A cheval sur les départements des Ardennes, de la Marne et de la Meuse, l’Argonne est un petit massif de 300 mètres d'altitude. Elle constitue une région dont l’identité est depuis toujours liée à la forêt et aux activités qui vont avec. Le sol de l’Argonne étant globalement peu favorable aux cultures, la région a été et est encore aujourd’hui le domaine de la forêt. L'Argonne est aussi une unité humaine dont le territoire se trouve bien identifié avec ses nombreux villages dont le nom se termine par "en Argonne".
L'Argonne, faiblement peuplée, a longtemps constitué une zone tampon entre plusieurs entités politiques. Durant le Haut-Moyen-Age, elle est la zone qui sépare la Francie occidentale de la Lotharingie. Aux Temps modernes, elle sépare le royaume de France et la Lorraine et cela jusqu’à l’incorporation de cette dernière à la France en 1766. Malheureusement cette position stratégique lui a valu d’être périodiquement ravagée par les gens de guerre. En effet, si l’Argonne constitue un réel obstacle naturel elle est loin d’être infranchissable avec ses quatre passages : Le Chesne, La Croix-aux-bois et Grandpré dans les Ardennes et Les Islettes dans la Meuse. Ces ravages ont été particulièrement terribles lors de la guerre de Trente Ans, au milieu du XVIIe siècle, puisque l’Argonne a la moitié de ses villages brûlés. Le 20 septembre 1792, elle est aussi le théâtre de la célèbre bataille de Valmy.
La forêt d’Argonne a longtemps été sous-exploitée. Les bois de médiocre qualité étaient utilisés sur place comme combustibles. Ceux de meilleure qualité comme, par exemple, le chêne, qui pouvaient servir à la tonnellerie partaient vers la Champagne voisine. Enfin une partie de ce bois était expédiée à Paris, grosse consommatrice de bois de chauffage mais aussi de bois d’œuvre. Après 1850 l’exode rural et la déprise agricole qui s’ensuit entraîne une importante augmentation des surfaces forestières. Cette forêt devient aussi mieux exploitée. L’expédition du bois est facilitée par la création de voies ferrées secondaires comme celle de Reims à Verdun ou de Rethel à Vouziers.
Tonneliers à Florent en Argonne, près de Sainte Menehould. A la Belle Epoque la tonnellerie est l'activité principale de cette commune d'environ 900 habitants où on compte pas moins de 180 tonneliers (Archives départementales de la Marne).

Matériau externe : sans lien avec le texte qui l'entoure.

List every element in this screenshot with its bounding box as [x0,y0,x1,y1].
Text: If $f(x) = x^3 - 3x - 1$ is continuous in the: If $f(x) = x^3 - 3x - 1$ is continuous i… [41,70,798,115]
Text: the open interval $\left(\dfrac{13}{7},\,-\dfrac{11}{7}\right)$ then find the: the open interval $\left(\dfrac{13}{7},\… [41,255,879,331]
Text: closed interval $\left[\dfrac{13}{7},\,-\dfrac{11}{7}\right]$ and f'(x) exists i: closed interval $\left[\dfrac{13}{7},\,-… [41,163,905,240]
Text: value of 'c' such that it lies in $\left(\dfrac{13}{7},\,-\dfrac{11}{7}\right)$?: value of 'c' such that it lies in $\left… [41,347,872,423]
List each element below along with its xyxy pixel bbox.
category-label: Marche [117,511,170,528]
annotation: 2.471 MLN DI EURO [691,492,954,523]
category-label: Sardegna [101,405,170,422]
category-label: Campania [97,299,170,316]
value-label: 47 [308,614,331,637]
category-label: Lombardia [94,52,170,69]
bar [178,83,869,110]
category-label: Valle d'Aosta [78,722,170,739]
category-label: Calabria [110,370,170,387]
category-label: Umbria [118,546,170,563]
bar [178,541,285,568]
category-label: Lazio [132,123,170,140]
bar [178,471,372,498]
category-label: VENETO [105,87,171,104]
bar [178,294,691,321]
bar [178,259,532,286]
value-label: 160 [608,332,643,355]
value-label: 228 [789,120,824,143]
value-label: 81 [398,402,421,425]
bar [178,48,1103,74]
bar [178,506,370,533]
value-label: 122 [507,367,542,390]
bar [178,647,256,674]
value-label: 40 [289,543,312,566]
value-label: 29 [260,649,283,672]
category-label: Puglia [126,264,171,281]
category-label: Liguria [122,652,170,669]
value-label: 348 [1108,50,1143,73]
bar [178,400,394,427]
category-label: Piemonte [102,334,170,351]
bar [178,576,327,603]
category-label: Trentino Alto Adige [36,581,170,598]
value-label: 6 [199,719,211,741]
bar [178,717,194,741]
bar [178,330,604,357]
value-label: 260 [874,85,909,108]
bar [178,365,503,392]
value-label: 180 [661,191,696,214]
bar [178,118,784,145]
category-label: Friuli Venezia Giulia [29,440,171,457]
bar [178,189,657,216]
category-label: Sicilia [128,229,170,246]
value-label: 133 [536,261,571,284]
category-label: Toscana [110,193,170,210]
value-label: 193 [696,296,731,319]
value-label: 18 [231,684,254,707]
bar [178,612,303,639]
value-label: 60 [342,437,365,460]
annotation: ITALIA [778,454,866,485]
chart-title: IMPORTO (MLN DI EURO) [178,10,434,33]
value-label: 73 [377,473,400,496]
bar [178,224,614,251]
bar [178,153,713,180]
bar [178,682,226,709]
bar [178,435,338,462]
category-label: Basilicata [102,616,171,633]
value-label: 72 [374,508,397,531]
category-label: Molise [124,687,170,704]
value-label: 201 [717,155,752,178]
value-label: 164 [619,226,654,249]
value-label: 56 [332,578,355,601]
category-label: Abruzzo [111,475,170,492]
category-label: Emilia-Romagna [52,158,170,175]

Mais ces progrès sont ruinés par le premier conflit mondial qui va toucher très durement l'Argonne.
Si l'Argonne ne connaît pas de grandes offensives, du fait de la difficulté à déplacer des troupes en forêt, de très durs combats s'y déroulent. En 1915, l’Argonne constitue la partie orientale des batailles de Champagne. En 1916 les secteurs proches de Verdun sont le lieu de violents affrontements. Surtout, en juillet 1918, elle constitue un des des môles de résistance à la dernière offensive allemande de juillet et, en septembre, c'est à partir de l' Argonne que les forces américaines s'élancent pour participer à la victoire.
Au
sortir du conflit, les destructions apparaissent considérables.
Clermont-en-Argonne (département de la Meuse) en ruines au lendemain de la guerre (BNF-Gallica).
Le village de Cernay en Dormois, dans la Marne, totalement détruit durant le premier conflit mondial, est reconstruit dans les années 1920. Sur cette photographie, prise au tout début de la reconstruction, les habitants vivent encore dans des baraques provisoires (Archives départementales de la Marne).
Carte postale éditée après-guerre intitulée « L’Argonne – Ce qui reste de la forêt » (fonds P.-L. Buzzi).
La forêt est aussi très touchée et les traces des combats peuvent encore se voir aujourd’hui. De nombreux arbres ont été mitraillés et des barbelés, des ferrailles, des obus, explosés ou non, traînent un peu partout. Un long travail de nettoyage, puis de reconstitution, de la forêt est mené entre les deux guerres, favorisant d’ailleurs la plantation de résineux, plus rapides à valoriser. Ce reboisement s’accélère à partir des années 1950 grâce aux aides financières apportées par le Fonds Forestier National.